We’re friendly now, I suppose – we coexist pleasantly if begrudgingly and I barely have to suppress the odd homicidal day dream every time I’m socially awkward or romantically clumsy. We hover in the periphery of each others’ worlds, keeping tabs on family stuff and general well-being. I don’t miss you, that’s for sure. You don’t miss me, which is even better, and I really do mean it when I say I adore your new girlfriend. I’ve given back all your t-shirts, thrown away cards and photographs, melted down your ring, and every song that became “ours” is satisfyingly “mine” again.
But you still have my grandfather’s jackets, and I’d like them back, please.
I don’t know how to tell you that it offends me to see you wear the corduroy in your Facebook profile picture. I don’t want to have to tell you that you don’t live up to the pinstripes. I can definitively defend the old adage “clothes don’t make the man” when I see you wearing his sports jacket and my outrage still sinks in my stomach like a cannonball.

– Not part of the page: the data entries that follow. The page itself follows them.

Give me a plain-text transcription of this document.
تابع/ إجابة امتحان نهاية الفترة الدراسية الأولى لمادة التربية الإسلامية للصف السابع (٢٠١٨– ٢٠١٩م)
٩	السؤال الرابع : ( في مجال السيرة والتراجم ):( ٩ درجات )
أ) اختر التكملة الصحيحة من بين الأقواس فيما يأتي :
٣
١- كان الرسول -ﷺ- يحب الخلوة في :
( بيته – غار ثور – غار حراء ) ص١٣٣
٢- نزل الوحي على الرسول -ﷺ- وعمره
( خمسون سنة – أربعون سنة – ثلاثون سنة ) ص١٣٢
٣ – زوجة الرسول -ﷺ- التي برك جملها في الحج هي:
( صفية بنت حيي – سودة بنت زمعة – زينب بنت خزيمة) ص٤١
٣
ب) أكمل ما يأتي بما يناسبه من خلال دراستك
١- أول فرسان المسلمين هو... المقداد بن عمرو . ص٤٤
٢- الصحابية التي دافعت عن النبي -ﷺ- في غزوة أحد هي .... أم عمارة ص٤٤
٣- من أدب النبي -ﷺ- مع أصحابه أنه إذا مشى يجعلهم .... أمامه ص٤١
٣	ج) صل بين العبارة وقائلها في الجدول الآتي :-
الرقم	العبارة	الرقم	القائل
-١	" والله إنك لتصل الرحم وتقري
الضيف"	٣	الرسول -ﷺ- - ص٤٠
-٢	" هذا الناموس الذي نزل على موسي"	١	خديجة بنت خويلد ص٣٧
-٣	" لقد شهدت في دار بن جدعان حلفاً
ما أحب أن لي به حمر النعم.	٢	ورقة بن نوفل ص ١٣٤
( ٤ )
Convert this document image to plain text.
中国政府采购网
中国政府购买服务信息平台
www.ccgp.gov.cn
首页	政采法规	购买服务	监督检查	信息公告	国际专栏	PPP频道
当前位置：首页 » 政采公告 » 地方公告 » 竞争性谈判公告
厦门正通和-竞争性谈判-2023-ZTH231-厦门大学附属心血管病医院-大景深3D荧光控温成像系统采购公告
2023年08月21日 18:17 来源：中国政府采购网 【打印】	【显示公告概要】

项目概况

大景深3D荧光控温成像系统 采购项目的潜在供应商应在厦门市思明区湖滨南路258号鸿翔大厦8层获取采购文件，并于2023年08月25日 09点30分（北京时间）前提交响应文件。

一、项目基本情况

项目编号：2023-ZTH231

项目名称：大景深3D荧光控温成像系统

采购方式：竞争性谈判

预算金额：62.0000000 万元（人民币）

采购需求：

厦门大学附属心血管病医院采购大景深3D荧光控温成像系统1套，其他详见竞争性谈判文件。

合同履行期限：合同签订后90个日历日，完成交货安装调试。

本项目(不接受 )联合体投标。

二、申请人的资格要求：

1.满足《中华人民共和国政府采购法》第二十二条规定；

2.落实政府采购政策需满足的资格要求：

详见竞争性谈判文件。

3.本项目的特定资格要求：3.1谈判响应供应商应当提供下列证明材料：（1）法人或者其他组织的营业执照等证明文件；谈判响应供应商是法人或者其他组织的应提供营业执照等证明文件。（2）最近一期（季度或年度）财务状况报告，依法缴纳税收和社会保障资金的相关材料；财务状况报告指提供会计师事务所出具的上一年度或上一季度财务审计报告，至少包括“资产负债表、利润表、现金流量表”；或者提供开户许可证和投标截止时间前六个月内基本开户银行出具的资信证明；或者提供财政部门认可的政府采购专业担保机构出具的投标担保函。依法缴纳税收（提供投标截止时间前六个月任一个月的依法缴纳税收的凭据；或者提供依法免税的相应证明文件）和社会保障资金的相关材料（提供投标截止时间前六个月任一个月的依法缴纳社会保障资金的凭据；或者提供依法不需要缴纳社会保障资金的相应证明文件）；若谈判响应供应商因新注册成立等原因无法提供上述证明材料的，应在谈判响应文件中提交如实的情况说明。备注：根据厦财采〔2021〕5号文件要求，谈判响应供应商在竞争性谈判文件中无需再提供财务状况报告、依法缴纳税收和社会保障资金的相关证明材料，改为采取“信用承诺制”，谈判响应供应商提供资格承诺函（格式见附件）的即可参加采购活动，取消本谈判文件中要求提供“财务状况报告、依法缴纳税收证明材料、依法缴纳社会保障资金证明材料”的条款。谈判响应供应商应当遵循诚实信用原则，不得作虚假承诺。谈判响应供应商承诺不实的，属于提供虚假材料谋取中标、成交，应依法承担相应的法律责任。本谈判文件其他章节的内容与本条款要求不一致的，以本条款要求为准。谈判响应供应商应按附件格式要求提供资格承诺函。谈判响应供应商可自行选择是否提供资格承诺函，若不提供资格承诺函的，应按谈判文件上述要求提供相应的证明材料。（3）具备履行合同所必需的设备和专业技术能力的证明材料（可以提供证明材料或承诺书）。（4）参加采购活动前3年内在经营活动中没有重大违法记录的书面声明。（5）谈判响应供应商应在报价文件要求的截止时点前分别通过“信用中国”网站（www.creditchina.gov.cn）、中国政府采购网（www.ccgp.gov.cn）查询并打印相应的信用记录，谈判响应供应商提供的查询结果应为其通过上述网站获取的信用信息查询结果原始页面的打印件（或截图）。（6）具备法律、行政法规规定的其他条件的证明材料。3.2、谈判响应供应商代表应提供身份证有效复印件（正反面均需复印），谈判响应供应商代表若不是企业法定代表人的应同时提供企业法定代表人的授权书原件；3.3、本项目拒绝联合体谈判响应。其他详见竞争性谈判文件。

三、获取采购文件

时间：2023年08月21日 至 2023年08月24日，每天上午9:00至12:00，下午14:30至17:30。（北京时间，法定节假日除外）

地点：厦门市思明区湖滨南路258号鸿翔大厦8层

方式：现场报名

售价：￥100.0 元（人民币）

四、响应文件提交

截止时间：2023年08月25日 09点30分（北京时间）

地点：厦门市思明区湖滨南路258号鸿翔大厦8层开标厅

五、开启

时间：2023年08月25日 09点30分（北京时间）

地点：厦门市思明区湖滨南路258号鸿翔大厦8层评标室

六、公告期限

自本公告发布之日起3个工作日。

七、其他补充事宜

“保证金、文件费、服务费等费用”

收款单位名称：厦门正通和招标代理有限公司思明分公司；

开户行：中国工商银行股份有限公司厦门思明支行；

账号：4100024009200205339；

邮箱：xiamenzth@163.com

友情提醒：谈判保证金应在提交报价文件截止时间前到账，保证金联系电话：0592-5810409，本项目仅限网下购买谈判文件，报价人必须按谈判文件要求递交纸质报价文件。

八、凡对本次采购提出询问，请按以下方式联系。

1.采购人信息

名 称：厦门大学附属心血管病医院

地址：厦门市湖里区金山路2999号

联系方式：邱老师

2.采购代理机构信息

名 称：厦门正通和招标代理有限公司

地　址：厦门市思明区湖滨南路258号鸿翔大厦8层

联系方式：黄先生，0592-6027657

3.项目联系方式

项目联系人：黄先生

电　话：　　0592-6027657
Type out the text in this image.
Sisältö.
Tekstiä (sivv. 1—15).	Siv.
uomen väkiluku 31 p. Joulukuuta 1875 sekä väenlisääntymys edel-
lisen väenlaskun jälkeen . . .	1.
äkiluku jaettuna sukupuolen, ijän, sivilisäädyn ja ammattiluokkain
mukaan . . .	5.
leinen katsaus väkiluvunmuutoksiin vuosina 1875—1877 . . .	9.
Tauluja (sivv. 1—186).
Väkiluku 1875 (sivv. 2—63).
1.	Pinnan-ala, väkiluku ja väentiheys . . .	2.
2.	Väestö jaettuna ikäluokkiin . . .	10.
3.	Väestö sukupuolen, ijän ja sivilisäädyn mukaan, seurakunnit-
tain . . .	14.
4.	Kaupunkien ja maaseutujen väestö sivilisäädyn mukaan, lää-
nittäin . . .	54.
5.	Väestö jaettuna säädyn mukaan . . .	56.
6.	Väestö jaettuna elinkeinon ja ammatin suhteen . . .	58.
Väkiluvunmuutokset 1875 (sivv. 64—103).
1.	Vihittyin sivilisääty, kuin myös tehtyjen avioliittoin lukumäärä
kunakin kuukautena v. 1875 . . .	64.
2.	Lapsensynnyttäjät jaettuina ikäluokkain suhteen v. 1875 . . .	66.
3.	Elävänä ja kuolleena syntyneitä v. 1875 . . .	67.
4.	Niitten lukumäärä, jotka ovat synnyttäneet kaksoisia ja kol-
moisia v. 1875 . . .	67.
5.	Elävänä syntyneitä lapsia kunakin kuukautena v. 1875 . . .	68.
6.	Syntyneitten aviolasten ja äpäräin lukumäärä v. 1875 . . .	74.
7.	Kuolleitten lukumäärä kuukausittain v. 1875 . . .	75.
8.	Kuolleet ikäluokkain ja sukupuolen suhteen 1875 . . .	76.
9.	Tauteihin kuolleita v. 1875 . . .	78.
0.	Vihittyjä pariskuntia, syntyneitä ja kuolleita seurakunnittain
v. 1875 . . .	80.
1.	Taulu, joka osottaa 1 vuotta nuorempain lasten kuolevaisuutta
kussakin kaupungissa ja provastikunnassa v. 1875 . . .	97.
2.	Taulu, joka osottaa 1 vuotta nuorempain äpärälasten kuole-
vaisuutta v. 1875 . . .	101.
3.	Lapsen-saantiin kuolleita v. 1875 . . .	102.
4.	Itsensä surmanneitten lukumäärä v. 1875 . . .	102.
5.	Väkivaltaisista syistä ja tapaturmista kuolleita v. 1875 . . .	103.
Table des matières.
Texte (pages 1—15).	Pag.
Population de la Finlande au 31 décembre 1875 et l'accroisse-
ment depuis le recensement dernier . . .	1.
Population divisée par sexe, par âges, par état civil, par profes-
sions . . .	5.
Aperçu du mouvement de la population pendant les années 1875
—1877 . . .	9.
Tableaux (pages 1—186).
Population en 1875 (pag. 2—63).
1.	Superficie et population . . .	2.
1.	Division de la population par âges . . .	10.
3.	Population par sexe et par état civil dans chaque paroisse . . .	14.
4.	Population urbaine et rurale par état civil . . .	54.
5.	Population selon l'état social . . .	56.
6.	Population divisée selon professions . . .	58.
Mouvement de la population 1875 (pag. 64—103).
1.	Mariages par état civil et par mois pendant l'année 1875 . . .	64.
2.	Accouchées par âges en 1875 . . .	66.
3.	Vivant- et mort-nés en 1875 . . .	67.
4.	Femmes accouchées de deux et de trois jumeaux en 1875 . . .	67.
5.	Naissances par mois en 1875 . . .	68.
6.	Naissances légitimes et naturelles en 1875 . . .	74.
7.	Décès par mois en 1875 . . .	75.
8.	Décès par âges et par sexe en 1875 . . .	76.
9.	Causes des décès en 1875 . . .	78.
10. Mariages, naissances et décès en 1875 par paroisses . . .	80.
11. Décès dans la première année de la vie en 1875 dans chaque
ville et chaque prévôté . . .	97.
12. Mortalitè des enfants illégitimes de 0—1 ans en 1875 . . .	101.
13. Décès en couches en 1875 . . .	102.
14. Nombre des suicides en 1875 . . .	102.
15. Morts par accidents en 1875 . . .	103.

You see, my grandfather was a man of honor. He was dignified, selfless, humble, and strong. When those jackets graced his shoulders they may as well have been the robes of a king. You, on the other hand, behaved in a manner that would have been unfathomable to him. I afford you the benefit of the doubt and can even believe you will learn from your mistakes, but for an important moment you were a selfish, shameful coward. You were a liar and a cheater and even now you won’t own your mistakes. You’ve got a long way to go.
In the end, you did not crush me, for I am made of the rock of my grandfather. I have not lost faith in men because I know how great they can be. In times of struggle or sadness or fear, I can remember Gramps coming up the hill, strong strides and kind eyes.
Maybe it’s petty. Objects are disposable and fleeting and ultimately insignificant. But you know what? They’re not meaningless. I wish you a long and healthy life, may you find joy and prosperity, but for goodness sake give me back my grandfather’s jackets. They don’t fit you anymore.